We clearly had to remove the corpse of whatever it was we'd killed if we wanted rid of the smell. This first meant we had to deal with the incipient nest of hornets which was just beginning to be built outside the very same window. Hornet heaven - warm, spectacular views of the nearby lake and handy for local amenities like dead animals and people to sting. So - reach out the window, spray liberally with insecticide (fly spray, basically), withdraw arm as quickly as possible and slam window shut until dozens of furious hornets have died in twitching fury. First part done.

Second part. Go outside and try to remove corpse. At this point, dear reader, I confess that I 'outsourced' the job by cunningly volunteering to go downstairs to the garage and get the hose, knowing we may have to jet the remains off the blind. My girlfriend's cousin pried the animal off using two twigs like chopsticks. I kid you not.

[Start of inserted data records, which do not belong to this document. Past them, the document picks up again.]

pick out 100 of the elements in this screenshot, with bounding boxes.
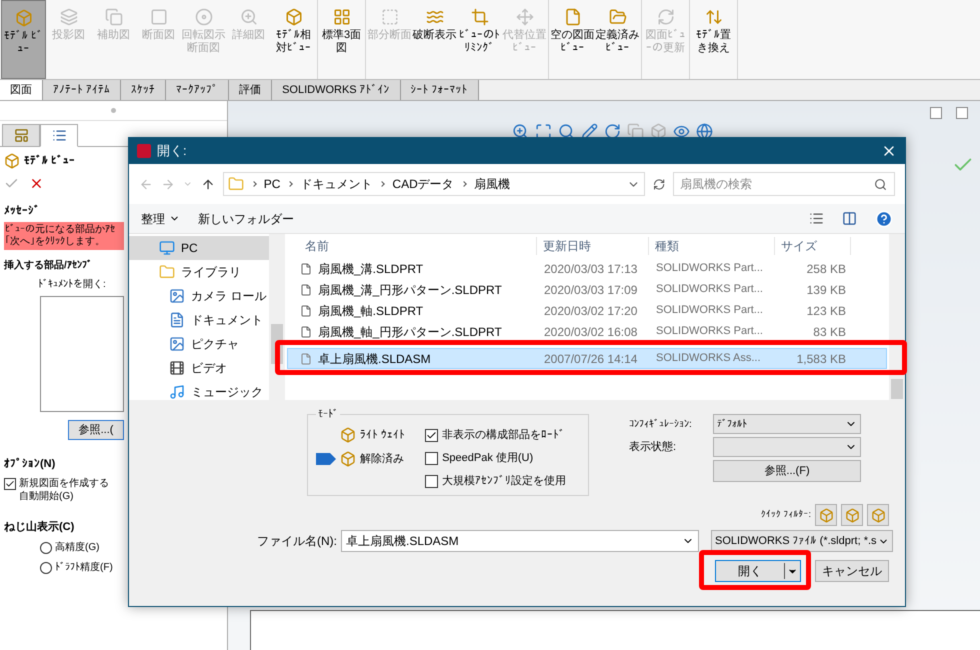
file-type: SOLIDWORKS Part...: [656, 303, 763, 318]
mode-option[interactable]: 解除済み: [316, 449, 406, 469]
file-type: SOLIDWORKS Part...: [656, 282, 763, 298]
search-field[interactable]: 扇風機の検索: [673, 172, 895, 196]
crop-icon: [470, 8, 488, 26]
file-date: 2007/07/26 14:14: [544, 350, 638, 368]
new-folder-button[interactable]: 新しいフォルダー: [198, 210, 294, 228]
nav-item[interactable]: ミュージック: [129, 380, 269, 404]
file-row[interactable]: 扇風機_溝_円形パターン.SLDPRT 2020/03/03 17:09 SOLIDWORKS Part... 139 KB: [287, 279, 887, 300]
copy-icon: [104, 8, 122, 26]
column-header[interactable]: 名前: [287, 237, 537, 255]
checkbox[interactable]: [425, 474, 438, 488]
file-size: 1,583 KB: [796, 350, 847, 368]
checkbox-label: 新規図面を作成する: [19, 476, 109, 490]
configuration-dropdown[interactable]: ﾃﾞﾌｫﾙﾄ: [713, 414, 861, 434]
ribbon-button[interactable]: ﾓﾃﾞﾙ置き換え: [691, 0, 736, 79]
globe-icon[interactable]: [696, 123, 713, 140]
path-segment[interactable]: PC: [264, 175, 280, 193]
field-label: ﾄﾞｷｭﾒﾝﾄを開く:: [38, 278, 107, 292]
browse-button[interactable]: 参照...(: [68, 420, 124, 440]
column-header[interactable]: 種類: [649, 237, 775, 255]
ribbon-button[interactable]: ﾓﾃﾞﾙ相対ﾋﾞｭｰ: [271, 0, 316, 79]
scroll-left-icon[interactable]: [930, 107, 942, 119]
open-button[interactable]: 開く: [715, 560, 801, 582]
ribbon-tab[interactable]: 図面: [0, 80, 43, 100]
square-icon: [150, 8, 168, 26]
checkbox-label: 非表示の構成部品をﾛｰﾄﾞ: [442, 428, 566, 443]
file-row[interactable]: 扇風機_溝.SLDPRT 2020/03/03 17:13 SOLIDWORKS Part... 258 KB: [287, 258, 887, 279]
file-size: 258 KB: [806, 260, 847, 278]
nav-item[interactable]: PC: [129, 236, 269, 260]
browse-button[interactable]: 参照...(F): [713, 460, 861, 482]
address-bar[interactable]: PC ドキュメント CADデータ 扇風機: [222, 172, 645, 196]
picture-icon: [169, 336, 185, 352]
rotate-icon[interactable]: [604, 123, 621, 140]
mode-option[interactable]: ﾗｲﾄ ｳｪｲﾄ: [316, 425, 406, 445]
nav-item[interactable]: ドキュメント: [129, 308, 269, 332]
filename-field[interactable]: 卓上扇風機.SLDASM: [341, 530, 699, 552]
cube-icon: [14, 9, 32, 27]
panel-tab[interactable]: [2, 124, 40, 147]
zoom-icon: [240, 8, 258, 26]
file-type-dropdown[interactable]: SOLIDWORKS ﾌｧｲﾙ (*.sldprt; *.s: [711, 530, 893, 552]
column-header[interactable]: サイズ: [775, 237, 851, 255]
ribbon-button[interactable]: 定義済みﾋﾞｭｰ: [595, 0, 640, 79]
path-segment[interactable]: ドキュメント: [300, 175, 372, 193]
checkbox[interactable]: [425, 452, 438, 464]
organize-button[interactable]: 整理: [141, 210, 180, 228]
radio-button[interactable]: [40, 542, 52, 554]
path-segment[interactable]: 扇風機: [474, 175, 510, 193]
checkbox[interactable]: [4, 478, 16, 490]
field-label: 表示状態:: [629, 440, 678, 455]
refresh-icon[interactable]: [652, 178, 665, 190]
nav-item[interactable]: ビデオ: [129, 356, 269, 380]
ribbon-button[interactable]: ﾓﾃﾞﾙ ﾋﾞｭｰ: [1, 0, 46, 79]
file-row[interactable]: 扇風機_軸.SLDPRT 2020/03/02 17:20 SOLIDWORKS Part... 123 KB: [287, 300, 887, 321]
ribbon-tab[interactable]: ｽｹｯﾁ: [121, 80, 166, 100]
pencil-icon[interactable]: [581, 123, 598, 140]
document-list[interactable]: [40, 296, 124, 412]
ribbon-button[interactable]: 標準3面図: [319, 0, 364, 79]
view-options-icon[interactable]: [809, 211, 824, 226]
radio-label: ﾄﾞﾗﾌﾄ精度(F): [55, 560, 113, 575]
nav-item[interactable]: ライブラリ: [129, 260, 269, 284]
ribbon-tab[interactable]: ﾏｰｸｱｯﾌﾟ: [166, 80, 230, 100]
scrollbar[interactable]: [269, 234, 285, 400]
list-icon: [52, 128, 66, 143]
file-name: 卓上扇風機.SLDASM: [318, 350, 431, 368]
checkbox[interactable]: [425, 428, 438, 442]
file-icon: [300, 304, 312, 316]
scrollbar[interactable]: [889, 234, 905, 400]
panel-tab[interactable]: [40, 124, 78, 147]
file-row[interactable]: 扇風機_軸_円形パターン.SLDPRT 2020/03/02 16:08 SOLIDWORKS Part... 83 KB: [287, 321, 887, 342]
ribbon-tab[interactable]: 評価: [229, 80, 272, 100]
cube-icon: [284, 8, 302, 26]
radio-button[interactable]: [40, 562, 52, 574]
eye-icon[interactable]: [673, 123, 690, 140]
file-row[interactable]: 卓上扇風機.SLDASM 2007/07/26 14:14 SOLIDWORKS Ass... 1,583 KB: [287, 348, 887, 369]
help-icon[interactable]: [875, 210, 893, 228]
file-icon: [300, 352, 312, 364]
ribbon-tab[interactable]: SOLIDWORKS ｱﾄﾞｲﾝ: [272, 80, 401, 100]
ribbon-button[interactable]: 破断表示: [412, 0, 457, 79]
zoom-icon[interactable]: [512, 123, 529, 140]
file-size: 123 KB: [806, 302, 847, 320]
ribbon-button[interactable]: ﾋﾞｭｰのﾄﾘﾐﾝｸﾞ: [457, 0, 502, 79]
checkbox-label: 大規模ｱｾﾝﾌﾞﾘ設定を使用: [442, 474, 566, 489]
cancel-button[interactable]: キャンセル: [815, 560, 889, 582]
path-segment[interactable]: CADデータ: [392, 175, 454, 193]
chevron-icon: [288, 181, 294, 187]
scroll-right-icon[interactable]: [956, 107, 968, 119]
ribbon-button[interactable]: 空の図面ﾋﾞｭｰ: [550, 0, 595, 79]
folder-icon: [228, 176, 244, 192]
preview-pane-icon[interactable]: [842, 211, 857, 226]
nav-item[interactable]: カメラ ロール: [129, 284, 269, 308]
folder-icon: [159, 264, 175, 280]
cube-icon: [870, 508, 886, 522]
grid-icon: [332, 8, 350, 26]
nav-item[interactable]: ピクチャ: [129, 332, 269, 356]
ribbon-tab[interactable]: ｱﾉﾃｰﾄ ｱｲﾃﾑ: [43, 80, 122, 100]
ribbon-tab[interactable]: ｼｰﾄ ﾌｫｰﾏｯﾄ: [400, 80, 479, 100]
search-icon[interactable]: [558, 123, 575, 140]
cube-icon[interactable]: [650, 123, 667, 140]
column-header[interactable]: 更新日時: [537, 237, 649, 255]
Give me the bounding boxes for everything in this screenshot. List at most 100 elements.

It was a bloody snake. A snake which, while still snake-shaped for the rear three quarters, was flattened into a messy, maggot-ridden disk, squashed flat on the blind, for the remaining 25% at the head end. We'd obviously rolled it up into the blind's housing, encountering the resistance as the poor animal's head jammed into the roll, only for the blind to then move freely again as the snake was squashed like a pancake and rolled up into the thing. Charming.

The stench was overpowering, so the corpse having been removed, I now heroically stepped up to rinse the remaining gunk off with the hose, while those who'd got closer to it than I had gagged and retched their retreats. I also, of course, had to wash off the bit of hornet real estate that had been sneakily added to the wall just by the window.

This does not, you won't be surprised to hear, happen back home in Streatham.